It is a well known-fact that the Grass Valley west of Missoula is a place where wildlife, agriculture, water and open space--the four tenants of Five Valleys' mission--come together in scenic harmony. From family farms and ranches to the Clark Fork River-Grass Valley Important Bird Area, the valley has long been a place where Montana's natural legacy lives on.
Recently, Five Valleys conservation easement landowner, Joe Boyer, noted that trumpeter swans were frequenting Roman Creek, which runs through his conservation easement. But they weren't just stopping over, they were nesting! While only two of the original five signets appear to have survived the summer, the fact that swans were not only in the Grass Valley, but nesting in it, is extraordinary.
“This is the first time in any recorded history that swans have been known to nest in this valley or the Bitterroot Valley,” -- Jim Brown, Five Valleys Land Trust board member and Montana Audubon member.
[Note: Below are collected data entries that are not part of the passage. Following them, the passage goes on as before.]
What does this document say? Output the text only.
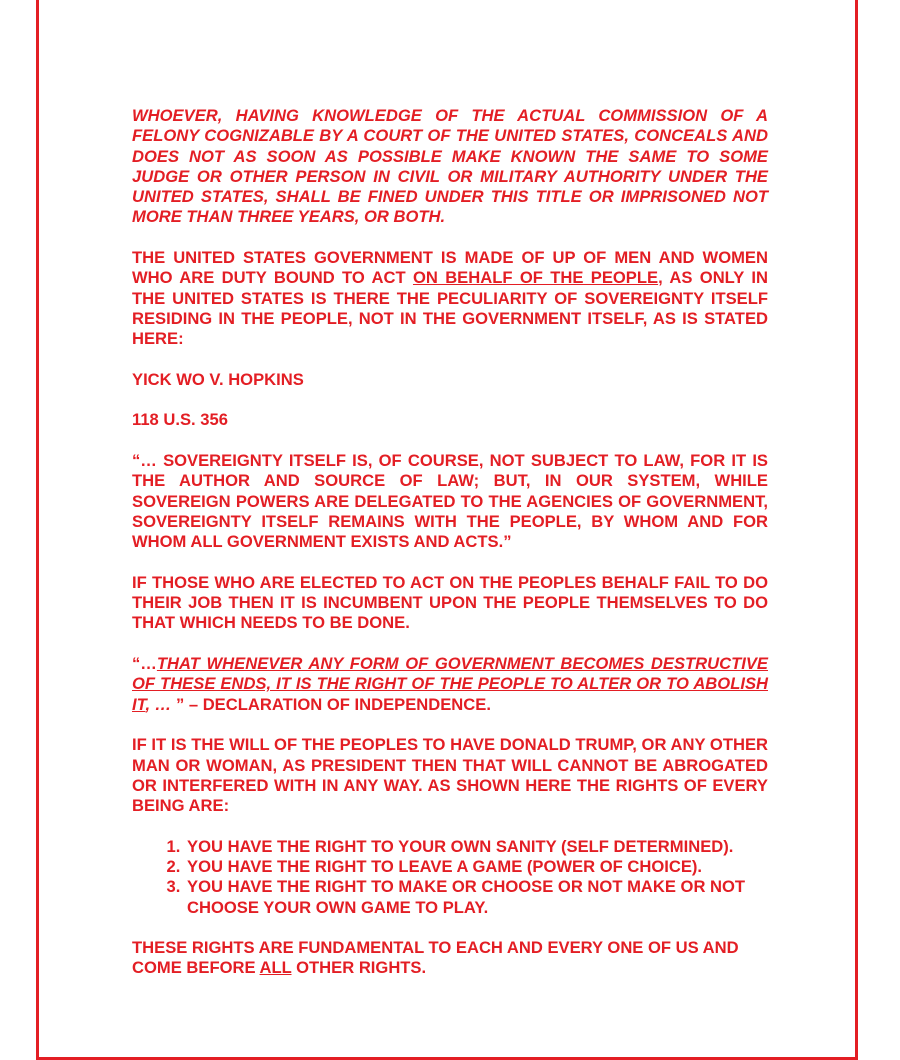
WHOEVER, HAVING KNOWLEDGE OF THE ACTUAL COMMISSION OF A FELONY COGNIZABLE BY A COURT OF THE UNITED STATES, CONCEALS AND DOES NOT AS SOON AS POSSIBLE MAKE KNOWN THE SAME TO SOME JUDGE OR OTHER PERSON IN CIVIL OR MILITARY AUTHORITY UNDER THE UNITED STATES, SHALL BE FINED UNDER THIS TITLE OR IMPRISONED NOT MORE THAN THREE YEARS, OR BOTH.

THE UNITED STATES GOVERNMENT IS MADE OF UP OF MEN AND WOMEN WHO ARE DUTY BOUND TO ACT ON BEHALF OF THE PEOPLE, AS ONLY IN THE UNITED STATES IS THERE THE PECULIARITY OF SOVEREIGNTY ITSELF RESIDING IN THE PEOPLE, NOT IN THE GOVERNMENT ITSELF, AS IS STATED HERE:

YICK WO V. HOPKINS

118 U.S. 356

“… SOVEREIGNTY ITSELF IS, OF COURSE, NOT SUBJECT TO LAW, FOR IT IS THE AUTHOR AND SOURCE OF LAW; BUT, IN OUR SYSTEM, WHILE SOVEREIGN POWERS ARE DELEGATED TO THE AGENCIES OF GOVERNMENT, SOVEREIGNTY ITSELF REMAINS WITH THE PEOPLE, BY WHOM AND FOR WHOM ALL GOVERNMENT EXISTS AND ACTS.”

IF THOSE WHO ARE ELECTED TO ACT ON THE PEOPLES BEHALF FAIL TO DO THEIR JOB THEN IT IS INCUMBENT UPON THE PEOPLE THEMSELVES TO DO THAT WHICH NEEDS TO BE DONE.

“…THAT WHENEVER ANY FORM OF GOVERNMENT BECOMES DESTRUCTIVE OF THESE ENDS, IT IS THE RIGHT OF THE PEOPLE TO ALTER OR TO ABOLISH IT, … ” – DECLARATION OF INDEPENDENCE.

IF IT IS THE WILL OF THE PEOPLES TO HAVE DONALD TRUMP, OR ANY OTHER MAN OR WOMAN, AS PRESIDENT THEN THAT WILL CANNOT BE ABROGATED OR INTERFERED WITH IN ANY WAY. AS SHOWN HERE THE RIGHTS OF EVERY BEING ARE:

1. YOU HAVE THE RIGHT TO YOUR OWN SANITY (SELF DETERMINED).
2. YOU HAVE THE RIGHT TO LEAVE A GAME (POWER OF CHOICE).
3. YOU HAVE THE RIGHT TO MAKE OR CHOOSE OR NOT MAKE OR NOT CHOOSE YOUR OWN GAME TO PLAY.

THESE RIGHTS ARE FUNDAMENTAL TO EACH AND EVERY ONE OF US AND COME BEFORE ALL OTHER RIGHTS.
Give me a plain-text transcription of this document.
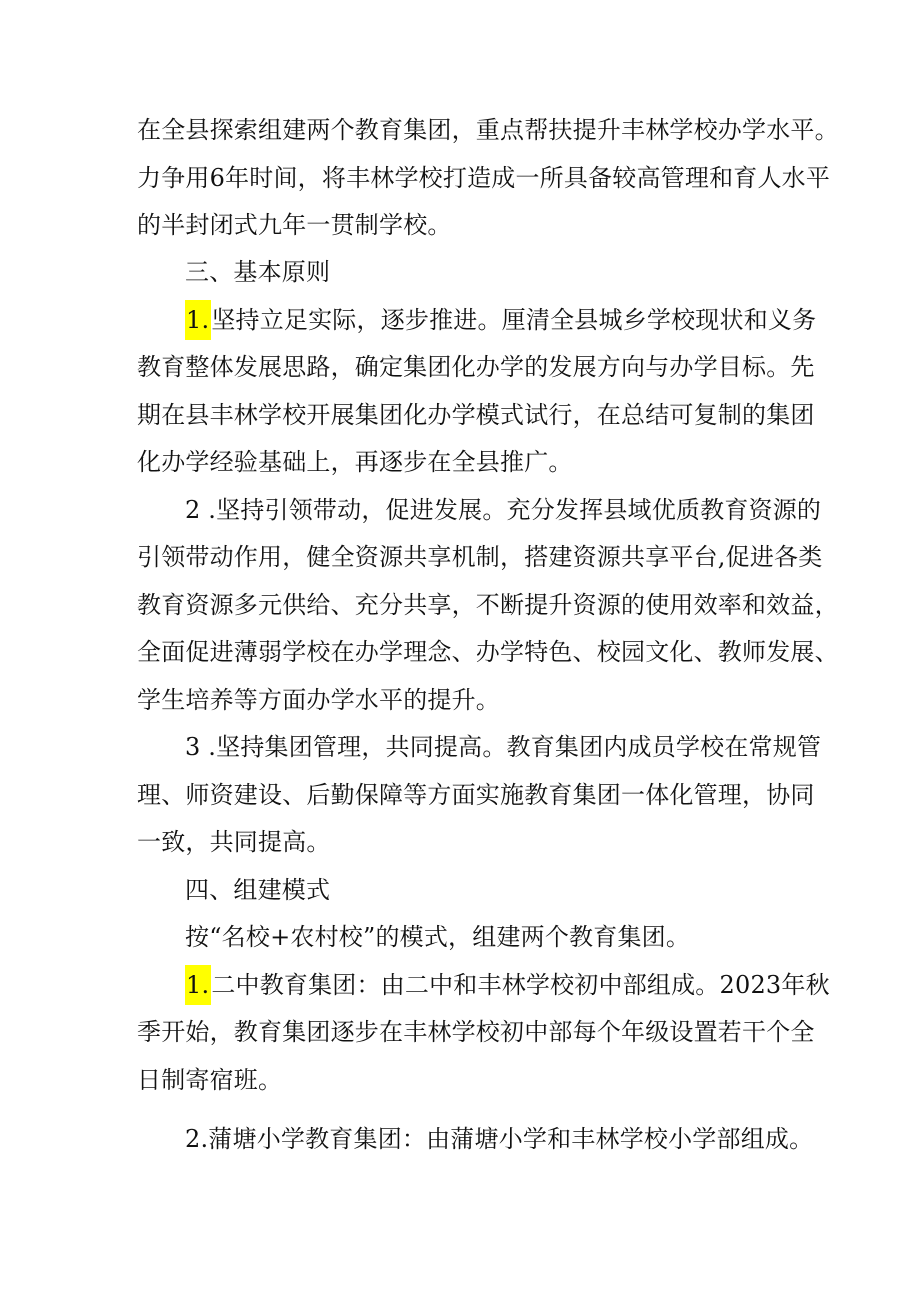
在全县探索组建两个教育集团，重点帮扶提升丰林学校办学水平。
力争用6年时间，将丰林学校打造成一所具备较高管理和育人水平
的半封闭式九年一贯制学校。
三、基本原则
1.坚持立足实际，逐步推进。厘清全县城乡学校现状和义务
教育整体发展思路，确定集团化办学的发展方向与办学目标。先
期在县丰林学校开展集团化办学模式试行，在总结可复制的集团
化办学经验基础上，再逐步在全县推广。
2 .坚持引领带动，促进发展。充分发挥县域优质教育资源的
引领带动作用，健全资源共享机制，搭建资源共享平台,促进各类
教育资源多元供给、充分共享，不断提升资源的使用效率和效益，
全面促进薄弱学校在办学理念、办学特色、校园文化、教师发展、
学生培养等方面办学水平的提升。
3 .坚持集团管理，共同提高。教育集团内成员学校在常规管
理、师资建设、后勤保障等方面实施教育集团一体化管理，协同
一致，共同提高。
四、组建模式
按“名校+农村校”的模式，组建两个教育集团。
1.二中教育集团：由二中和丰林学校初中部组成。2023年秋
季开始，教育集团逐步在丰林学校初中部每个年级设置若干个全
日制寄宿班。
2.蒲塘小学教育集团：由蒲塘小学和丰林学校小学部组成。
The Boyer family has long been proponents of protecting and stewarding their land. Over the last decade, the Boyers have placed over 1,200 acres of their century-old working ranch into conservation easement with Five Valleys. So it's small wonder that the swans would find the Boyer Ranch an ideal place to raise the next generation.
“When we see the first successful nesting trumpeter swans on a working ranch, its shows the importance of protecting primary habitat and working agricultural producers,” said Vickie Edwards, Five Valleys conservation project manager. “When you protect these working landscapes, you’re protecting wildlife habitat. I think this speaks to the success of that.”
We're excited at the prospect of seeing trumpeter swans in the Grass Valley, in perpetuity.